Ignore the bickering between shareholders of Sarepta Therapeutics Inc (NASDAQ:SRPT) and GlaxoSmithKline plc (ADR) (NYSE:GSK) /Prosensa for a moment, because these are exciting times for the roughly 1 in 4,000 newborns worldwide who are born with Duchenne muscular dystrophy.
There are two drugmakers currently knocking on the doorstep of the Food and Drug Administration, each with a unique drug — eteplirsen for Sarepta Therapeutics Inc (NASDAQ:SRPT), and drisapersen for GlaxoSmithKline plc (ADR) (NYSE:GSK)/Prosensa — that has the ability to slow or stop the muscle-destroying effects of DMD. With very few treatment options currently available to DMD patients, and an average lifespan of just 25 years, this is very encouraging news.
Until recently, the data on the two drugs was similarly positive, but the edge in recent weeks had been sliding back into drisapersen’s favor. This big concern that has plagued Sarepta Therapeutics Inc (NASDAQ:SRPT) shareholders recently is that the FDA has had a difficult time accepting increased dystrophin production as a primary endpoint to improved results in DMD patients. It also hasn’t helped Sarepta Therapeutics Inc (NASDAQ:SRPT)’s case that its study is only mid-stage in nature and based on just 12 patients. This was the primary reason the FDA refused to accept an accelerated new drug application filing from Sarepta.
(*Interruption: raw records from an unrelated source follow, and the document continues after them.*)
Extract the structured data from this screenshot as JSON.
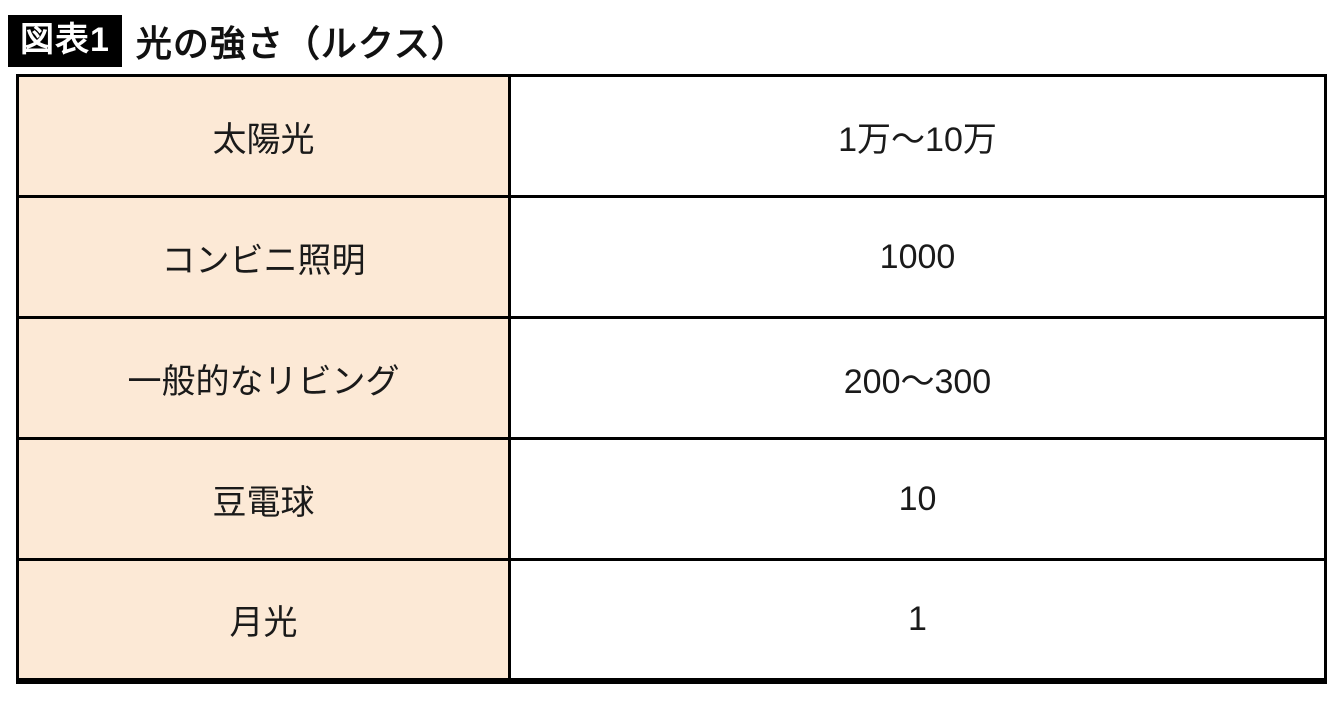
{
  "header": {
    "badge": "図表1",
    "title": "光の強さ（ルクス）"
  },
  "table": {
    "rows": [
      {
        "label": "太陽光",
        "value": "1万〜10万"
      },
      {
        "label": "コンビニ照明",
        "value": "1000"
      },
      {
        "label": "一般的なリビング",
        "value": "200〜300"
      },
      {
        "label": "豆電球",
        "value": "10"
      },
      {
        "label": "月光",
        "value": "1"
      }
    ]
  },
  "colors": {
    "label_column_bg": "#fce9d6",
    "border": "#000000",
    "badge_bg": "#000000",
    "badge_text": "#ffffff"
  },
  "chart_data": {
    "type": "table",
    "title": "図表1 光の強さ（ルクス）",
    "rows": [
      [
        "太陽光",
        "1万〜10万"
      ],
      [
        "コンビニ照明",
        "1000"
      ],
      [
        "一般的なリビング",
        "200〜300"
      ],
      [
        "豆電球",
        "10"
      ],
      [
        "月光",
        "1"
      ]
    ],
    "values_numeric": [
      {
        "source": "太陽光",
        "lux_min": 10000,
        "lux_max": 100000
      },
      {
        "source": "コンビニ照明",
        "lux_min": 1000,
        "lux_max": 1000
      },
      {
        "source": "一般的なリビング",
        "lux_min": 200,
        "lux_max": 300
      },
      {
        "source": "豆電球",
        "lux_min": 10,
        "lux_max": 10
      },
      {
        "source": "月光",
        "lux_min": 1,
        "lux_max": 1
      }
    ]
  }
}
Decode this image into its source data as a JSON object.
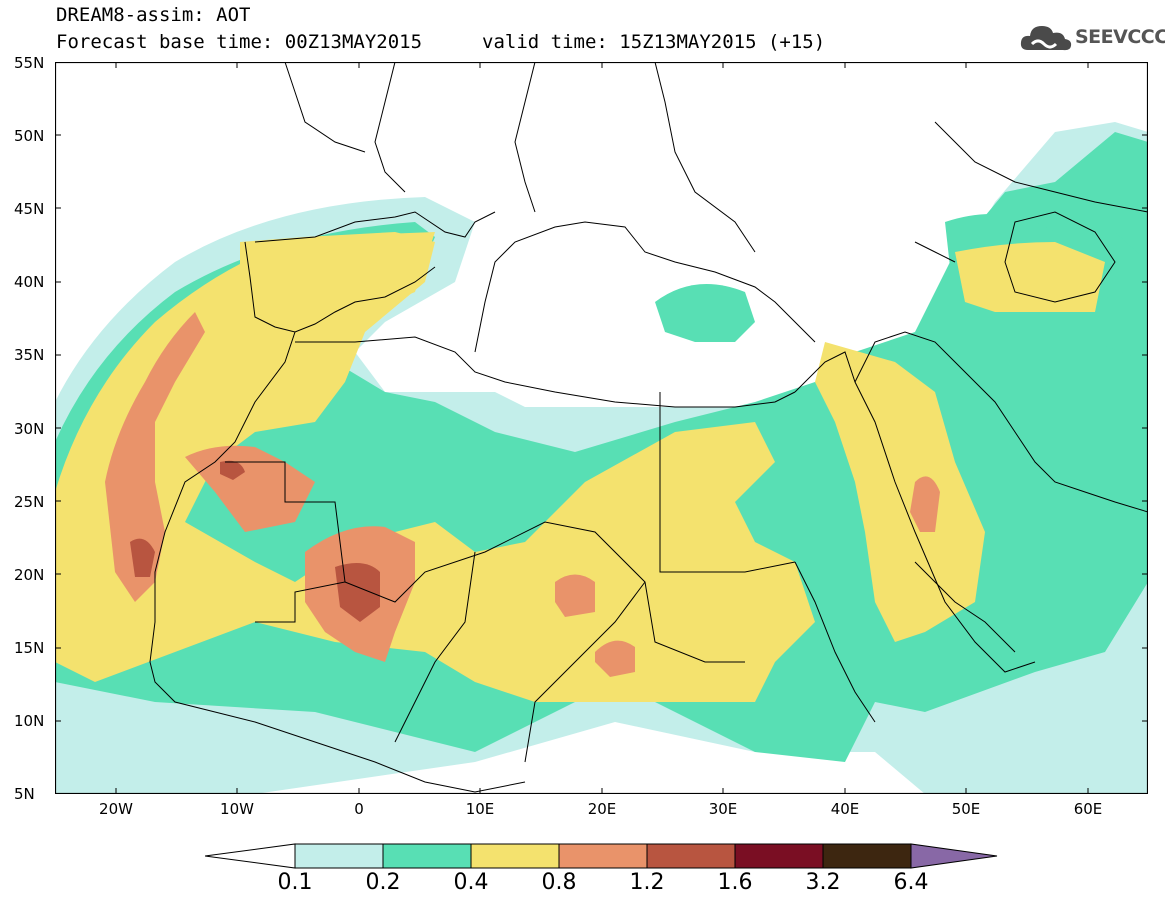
{
  "header": {
    "title_line1": "DREAM8-assim: AOT",
    "title_line2": "Forecast base time: 00Z13MAY2015",
    "valid_time": "valid time: 15Z13MAY2015 (+15)",
    "logo_text": "SEEVCCC",
    "logo_icon": "cloud-icon"
  },
  "axes": {
    "lat_labels": [
      "55N",
      "50N",
      "45N",
      "40N",
      "35N",
      "30N",
      "25N",
      "20N",
      "15N",
      "10N",
      "5N"
    ],
    "lon_labels": [
      "20W",
      "10W",
      "0",
      "10E",
      "20E",
      "30E",
      "40E",
      "50E",
      "60E"
    ]
  },
  "legend": {
    "levels": [
      "0.1",
      "0.2",
      "0.4",
      "0.8",
      "1.2",
      "1.6",
      "3.2",
      "6.4"
    ],
    "colors": {
      "below": "#ffffff",
      "c1": "#c3eeea",
      "c2": "#58dfb4",
      "c3": "#f4e26e",
      "c4": "#e9936a",
      "c5": "#b85540",
      "c6": "#7a0e23",
      "c7": "#3d2610",
      "above": "#8868a6"
    }
  },
  "map": {
    "variable": "AOT",
    "coastline_color": "#000000",
    "lat_range": [
      5,
      55
    ],
    "lon_range": [
      -25,
      65
    ]
  }
}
But, the gloves came off again on Friday, which may have again given the upper hand to Sarepta Therapeutics Inc (NASDAQ:SRPT). New data was released on drisapersen that showed that the drug was effective in spurring dystrophin production in 72% of boys taking the drug and 59% in those that took it intermittently. The results are good, but nowhere near the 100% figure that Sarepta Therapeutics Inc (NASDAQ:SRPT)’s eteplirsen delivered in its mid-stage trial.
Not so fast…
There are, though, a number of questionable factors to contend with here that may not be telling the entire story — the first of which is the size of each drugmaker’s mid-stage trial. Eteplirsen was examined in just 12 patients, whereas drisapersen’s trial involved 53 patients. This reminds me of the mid-stage study in hepatitis C between Gilead Sciences, Inc. (NASDAQ:GILD) sofosbuvir and AbbVie‘s hep-C combo drug, which produced 100% and 97% sustained virologic resposnes, respectively. Gilead Sciences, Inc. (NASDAQ:GILD)’s patient subset consisted of just 25 patients tested with sofosbuvir and ribavirin. AbbVie, however, tested its combo on 79 patients, with 77 of them exhibiting no detectable sign of the disease after 12 weeks. Did this prove conclusively that Gilead Sciences, Inc. (NASDAQ:GILD)’s drug was superior to AbbVie’s because it returned 100% SVR12 compared to AbbVie’s 97%? Not in the least, because it’s more than just about the percentages! In this case, both drugs may prove to be blockbusters, and that could also be the case in DMD with these two drugs.